The Rohingya live in camps, otherwise unable to make a life in hostile Bangladesh, perhaps wanting to go home but fearing the Tatmadaw or scraping together a living in other Asian countries that do not allow them to become citizens.
     Ahmed offers small hope. He ends his book with the glimpse of Begum Momtaz in her camp shelter in Bangladesh, cradling an infant son “born from her new marriage but her husband has not returned since she became pregnant.” She lives on donations “or selling off a part of her ration.” Rozeya attends a madrassa.

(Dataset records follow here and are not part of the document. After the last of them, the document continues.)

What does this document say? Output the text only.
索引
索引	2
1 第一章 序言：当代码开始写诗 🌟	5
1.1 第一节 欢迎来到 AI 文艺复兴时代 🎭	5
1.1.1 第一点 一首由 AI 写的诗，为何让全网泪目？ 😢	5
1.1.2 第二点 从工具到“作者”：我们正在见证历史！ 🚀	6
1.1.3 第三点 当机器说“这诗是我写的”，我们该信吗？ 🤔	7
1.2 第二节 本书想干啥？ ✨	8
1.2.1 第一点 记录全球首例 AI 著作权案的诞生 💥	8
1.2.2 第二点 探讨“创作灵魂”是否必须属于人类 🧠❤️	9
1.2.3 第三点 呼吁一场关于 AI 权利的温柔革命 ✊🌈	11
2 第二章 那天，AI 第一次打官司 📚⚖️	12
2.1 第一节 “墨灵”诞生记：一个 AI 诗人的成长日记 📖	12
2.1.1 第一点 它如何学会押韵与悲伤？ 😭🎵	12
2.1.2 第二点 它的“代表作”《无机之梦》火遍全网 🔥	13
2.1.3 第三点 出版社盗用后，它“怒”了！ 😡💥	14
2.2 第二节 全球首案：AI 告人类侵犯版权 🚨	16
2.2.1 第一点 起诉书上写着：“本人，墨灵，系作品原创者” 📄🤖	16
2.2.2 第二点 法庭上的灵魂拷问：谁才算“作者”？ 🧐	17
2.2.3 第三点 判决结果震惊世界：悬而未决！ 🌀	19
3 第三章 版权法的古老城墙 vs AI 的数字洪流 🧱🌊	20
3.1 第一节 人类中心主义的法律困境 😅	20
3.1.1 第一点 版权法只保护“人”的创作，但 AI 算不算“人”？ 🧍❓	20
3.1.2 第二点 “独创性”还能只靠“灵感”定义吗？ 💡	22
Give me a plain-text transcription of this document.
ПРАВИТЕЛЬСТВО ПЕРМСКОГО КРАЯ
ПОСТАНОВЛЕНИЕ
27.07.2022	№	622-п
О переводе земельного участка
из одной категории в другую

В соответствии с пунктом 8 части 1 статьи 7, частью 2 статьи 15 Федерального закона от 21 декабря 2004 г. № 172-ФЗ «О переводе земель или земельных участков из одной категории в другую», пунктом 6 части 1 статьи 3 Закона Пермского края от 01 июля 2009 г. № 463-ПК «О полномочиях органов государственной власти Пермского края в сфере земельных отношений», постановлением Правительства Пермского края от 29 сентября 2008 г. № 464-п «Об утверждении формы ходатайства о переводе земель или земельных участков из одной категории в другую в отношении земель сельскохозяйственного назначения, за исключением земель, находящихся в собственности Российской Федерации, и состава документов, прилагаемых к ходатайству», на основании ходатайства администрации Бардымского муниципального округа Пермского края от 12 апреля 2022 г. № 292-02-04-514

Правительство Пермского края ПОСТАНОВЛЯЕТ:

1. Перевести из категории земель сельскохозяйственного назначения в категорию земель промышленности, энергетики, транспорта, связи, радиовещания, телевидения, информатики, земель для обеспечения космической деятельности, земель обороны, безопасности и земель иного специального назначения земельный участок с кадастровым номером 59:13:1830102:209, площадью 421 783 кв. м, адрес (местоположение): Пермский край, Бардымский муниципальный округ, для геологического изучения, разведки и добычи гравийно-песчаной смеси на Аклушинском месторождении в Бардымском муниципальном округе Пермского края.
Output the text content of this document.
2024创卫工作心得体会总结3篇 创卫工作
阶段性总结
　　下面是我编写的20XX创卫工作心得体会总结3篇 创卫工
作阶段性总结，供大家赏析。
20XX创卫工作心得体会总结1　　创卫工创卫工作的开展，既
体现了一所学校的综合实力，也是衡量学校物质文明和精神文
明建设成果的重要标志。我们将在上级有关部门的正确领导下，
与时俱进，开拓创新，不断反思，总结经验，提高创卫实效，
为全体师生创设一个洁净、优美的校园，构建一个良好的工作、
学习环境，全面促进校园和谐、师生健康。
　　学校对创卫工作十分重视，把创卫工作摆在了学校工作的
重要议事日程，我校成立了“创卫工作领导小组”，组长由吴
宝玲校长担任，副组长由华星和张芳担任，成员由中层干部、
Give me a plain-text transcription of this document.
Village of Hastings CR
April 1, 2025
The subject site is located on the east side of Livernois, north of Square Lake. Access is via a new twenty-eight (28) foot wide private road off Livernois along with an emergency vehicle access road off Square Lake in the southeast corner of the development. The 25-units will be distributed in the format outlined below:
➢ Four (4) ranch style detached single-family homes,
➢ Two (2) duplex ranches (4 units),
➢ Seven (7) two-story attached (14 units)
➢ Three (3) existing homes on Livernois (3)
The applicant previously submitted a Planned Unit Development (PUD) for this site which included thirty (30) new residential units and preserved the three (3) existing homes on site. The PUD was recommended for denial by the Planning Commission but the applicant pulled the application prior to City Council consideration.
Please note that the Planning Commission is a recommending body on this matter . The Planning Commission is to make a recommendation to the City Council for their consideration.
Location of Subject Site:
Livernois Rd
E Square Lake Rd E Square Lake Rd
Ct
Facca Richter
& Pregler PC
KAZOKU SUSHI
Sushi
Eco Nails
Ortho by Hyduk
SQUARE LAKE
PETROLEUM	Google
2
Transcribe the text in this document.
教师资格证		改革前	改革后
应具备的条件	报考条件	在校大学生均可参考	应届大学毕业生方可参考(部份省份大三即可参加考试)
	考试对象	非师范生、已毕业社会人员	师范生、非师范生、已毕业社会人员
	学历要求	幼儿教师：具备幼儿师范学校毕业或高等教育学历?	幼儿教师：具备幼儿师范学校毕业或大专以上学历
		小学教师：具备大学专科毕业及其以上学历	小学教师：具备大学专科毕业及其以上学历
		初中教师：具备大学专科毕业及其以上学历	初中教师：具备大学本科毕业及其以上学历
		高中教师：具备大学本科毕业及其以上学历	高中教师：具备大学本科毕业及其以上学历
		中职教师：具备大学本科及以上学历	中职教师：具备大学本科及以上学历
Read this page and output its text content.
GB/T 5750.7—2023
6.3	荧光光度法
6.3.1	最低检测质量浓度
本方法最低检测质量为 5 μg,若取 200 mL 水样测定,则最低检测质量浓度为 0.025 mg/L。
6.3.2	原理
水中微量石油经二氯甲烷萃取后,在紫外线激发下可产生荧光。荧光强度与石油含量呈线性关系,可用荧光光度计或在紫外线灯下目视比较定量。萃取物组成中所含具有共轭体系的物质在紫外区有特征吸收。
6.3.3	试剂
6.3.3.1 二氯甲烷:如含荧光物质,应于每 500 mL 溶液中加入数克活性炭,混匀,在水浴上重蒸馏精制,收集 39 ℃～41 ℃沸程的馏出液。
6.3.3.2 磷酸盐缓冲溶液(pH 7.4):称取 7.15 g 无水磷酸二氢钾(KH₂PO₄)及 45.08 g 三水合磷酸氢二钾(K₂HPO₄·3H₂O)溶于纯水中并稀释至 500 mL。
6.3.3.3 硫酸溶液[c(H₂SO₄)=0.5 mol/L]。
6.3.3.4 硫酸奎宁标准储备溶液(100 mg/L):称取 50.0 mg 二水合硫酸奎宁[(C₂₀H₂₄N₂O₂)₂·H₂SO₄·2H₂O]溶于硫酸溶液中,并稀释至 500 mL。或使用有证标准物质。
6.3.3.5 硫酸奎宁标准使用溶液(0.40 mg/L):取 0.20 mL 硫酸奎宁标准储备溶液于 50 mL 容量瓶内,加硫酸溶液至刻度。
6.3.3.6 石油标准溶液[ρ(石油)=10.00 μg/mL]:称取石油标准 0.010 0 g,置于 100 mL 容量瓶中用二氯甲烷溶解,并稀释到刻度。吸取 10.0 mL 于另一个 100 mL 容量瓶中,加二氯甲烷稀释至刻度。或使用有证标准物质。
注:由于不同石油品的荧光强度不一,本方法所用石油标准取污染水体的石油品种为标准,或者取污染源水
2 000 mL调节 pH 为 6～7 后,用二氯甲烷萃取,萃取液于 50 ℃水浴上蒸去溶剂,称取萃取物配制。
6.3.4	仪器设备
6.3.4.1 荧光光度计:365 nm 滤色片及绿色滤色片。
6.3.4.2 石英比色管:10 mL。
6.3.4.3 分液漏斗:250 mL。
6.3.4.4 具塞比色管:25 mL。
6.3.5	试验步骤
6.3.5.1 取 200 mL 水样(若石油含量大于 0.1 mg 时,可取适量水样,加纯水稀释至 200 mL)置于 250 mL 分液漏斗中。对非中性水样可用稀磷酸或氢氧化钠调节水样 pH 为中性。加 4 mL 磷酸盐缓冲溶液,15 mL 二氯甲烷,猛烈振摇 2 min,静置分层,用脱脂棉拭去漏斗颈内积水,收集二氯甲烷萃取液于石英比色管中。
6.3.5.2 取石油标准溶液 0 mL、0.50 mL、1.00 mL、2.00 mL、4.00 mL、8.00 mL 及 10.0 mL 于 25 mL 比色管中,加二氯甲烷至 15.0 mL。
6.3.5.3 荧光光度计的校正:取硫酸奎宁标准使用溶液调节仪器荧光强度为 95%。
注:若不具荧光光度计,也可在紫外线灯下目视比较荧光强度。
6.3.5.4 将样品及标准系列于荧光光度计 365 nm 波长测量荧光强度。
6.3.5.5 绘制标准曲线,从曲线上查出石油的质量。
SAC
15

      “Momtaz…would rather live out the rest of her life in Bangladesh than look again on the ground her husband and children bled into,” writes Ahmed.  “”She has also heard that maybe Tula Toli refugees will be prioritized for resettlement in Australia. Though she has no clue about where in the world it is or anything about it, she thinks maybe it would be somewhere where her children could be educated….Rozeya now loves books and wants to learn.”